I know, the corneas of Christina-Taylor Green, the sixth-grader killed in the mass shooting that targeted Rep. Gabrielle Giffords, D-Ariz., in January, are now helping another child to see. That’s sweet and miraculous. I have such otherworldly vision as it is, though, I was spooked wondering what views I might adopt along with someone else’s corneas. Needed to avoid that scenario. Besides, it could have put me out of work for a year, in recovery.

So, on May 5, I enrolled in a “CXL” (medical shorthand) nine-month study led by ophthalmologist Roy Rubinfeld, a jovial fellow who whistles and sings and even CACKLES sometimes at work, crowing about the wonders of the eye’s thousands — billions! — complex working parts, and how many lives this procedure has changed. No, saved.

Go to the light! The show was better than anything on LSD, and they played The Beatles' tripping-era tracks.

Add my name to his list. Though non-FDA-approved and pricey for us, the process was magical. They strapped me to a chair (not really), did the Clockwork Orange thing and flooded my eyes first with riboflavin, then ultraviolet light, intermittently, for a half-hour. Ha! another funny typo, I wrote “ultraviolent.” Well, it could have been, if not in such a controlled, spa-like setting as the practice’s Chevy Chase, Md., suites.

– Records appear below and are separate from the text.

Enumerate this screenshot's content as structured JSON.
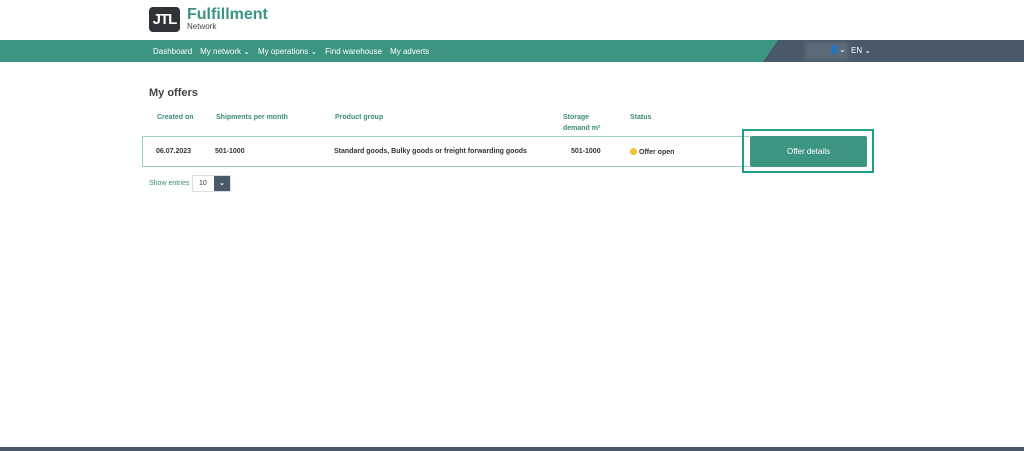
{
  "logo": {
    "mark": "JTL",
    "title": "Fulfillment",
    "subtitle": "Network"
  },
  "nav": {
    "items": [
      "Dashboard",
      "My network ⌄",
      "My operations ⌄",
      "Find warehouse",
      "My adverts"
    ],
    "user": "👤⌄",
    "lang": "EN ⌄"
  },
  "page": {
    "title": "My offers"
  },
  "table": {
    "headers": [
      "Created on",
      "Shipments per month",
      "Product group",
      "Storage demand m²",
      "Status"
    ],
    "rows": [
      {
        "created": "06.07.2023",
        "shipments": "501-1000",
        "group": "Standard goods, Bulky goods or freight forwarding goods",
        "storage": "501-1000",
        "status": "Offer open",
        "action": "Offer details"
      }
    ]
  },
  "pager": {
    "label": "Show entries",
    "value": "10"
  },
  "colors": {
    "brand": "#3c9483",
    "dark": "#4a5968",
    "status_open": "#f5c233"
  }
}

The Green Lantern: Yep, those are my green eyes. And to think my husband-to-be once asked, upon meeting me, "Are those your eyes, or are you wearing colored contacts?" Well, I was at the time, but wearing NO contacts here, and no special effects or photoshopping applied; technician Jordan merely turned off the lights while I stared at hypnotic light. I remind myself of that Disney alien cartoon guy, what's his name? A clue?

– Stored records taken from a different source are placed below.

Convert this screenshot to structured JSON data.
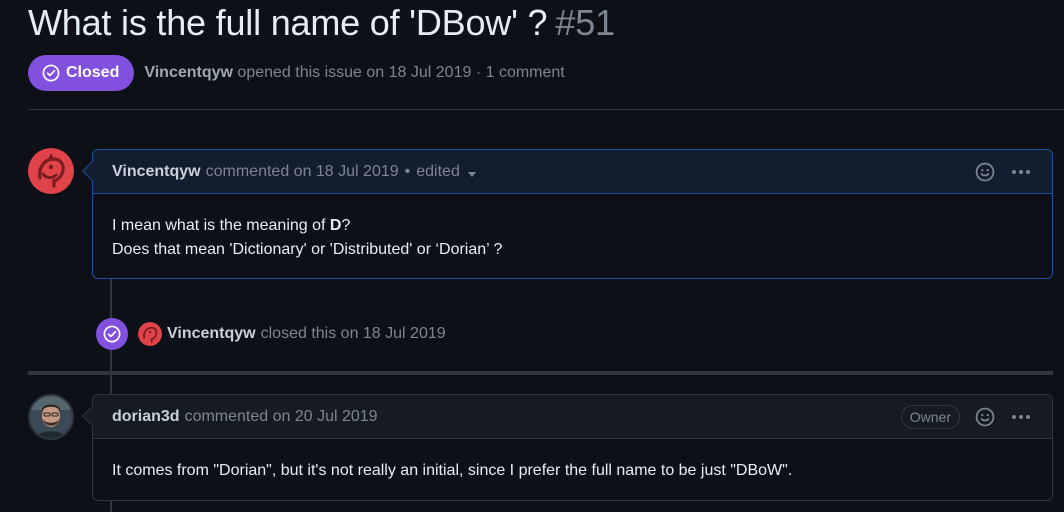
{
  "issue": {
    "title": "What is the full name of 'DBow' ?",
    "number": "#51",
    "state": "Closed",
    "author": "Vincentqyw",
    "opened_text": "opened this issue on 18 Jul 2019 · 1 comment"
  },
  "comments": [
    {
      "author": "Vincentqyw",
      "meta": "commented on 18 Jul 2019",
      "edited": "edited",
      "body_line1_pre": "I mean what is the meaning of ",
      "body_line1_bold": "D",
      "body_line1_post": "?",
      "body_line2": "Does that mean 'Dictionary' or 'Distributed' or ‘Dorian’ ?"
    },
    {
      "author": "dorian3d",
      "meta": "commented on 20 Jul 2019",
      "role_badge": "Owner",
      "body": "It comes from \"Dorian\", but it's not really an initial, since I prefer the full name to be just \"DBoW\"."
    }
  ],
  "event": {
    "actor": "Vincentqyw",
    "text": "closed this on 18 Jul 2019"
  },
  "icons": {
    "state": "check-circle-icon",
    "emoji": "smiley-icon",
    "menu": "kebab-horizontal-icon",
    "dropdown": "triangle-down-icon"
  },
  "colors": {
    "closed_purple": "#8250df",
    "background": "#0d1117",
    "border": "#30363d",
    "muted_text": "#7d8590"
  }
}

My vision has improved at an astounding rate, as my eyes busily produce collagen, all on their own, inspired by that gorgeous purple light that I miss, like an old lover. I’ve been three months now without contacts. Oh! Forgot to mention that rigid lenses custom-fit to the topography of the eye are the only type that do us keratoconus patients any good, like a push-up bra, or corneal prosthesis. As I struggle through my eyes’ “regeneration,” wearing multiple pairs of glasses — often at once — just to get through routines most people take for granted (reading laundry-care instructions pops to mind, as does hunting and gathering at the mega-supermarket, a not-at-all-fun fun house), I’m feeling rather miraculous myself. Given I could not even make out the giant “E” before, unassisted, and am now LEGALLY, carefully driving. Nighttime is a trip. I think they accidentally gave me a superpower: night vision

From Precision Vision website.

(Which reminds me of a funny story: When my youngest daughter, then about 5 or 6, had her first official vision test and was asked to read a line, let’s say, “F E L O P Z D,” she sounded it out as Felopzd! then declared, punitively, ‘That’s not a word!” When asked to read the last line, I swear, she read: “Uhhh … there’s a little dot and then it says “Copyright 1992 Snellen Laboratories,” or whatever it was. We were all laughing so hard I can’t remember. She is now a linguistics major in her last year at Northwestern University and a Scrabble master, with every two-letter word memorized.)

But enough about her. Back to me. I am pleased to broadcast: At my checkup last Thursday, I was told I could get back into contacts, just in time to watch the finale of So You Think You Can Dance. Peach-mango shots, anyone?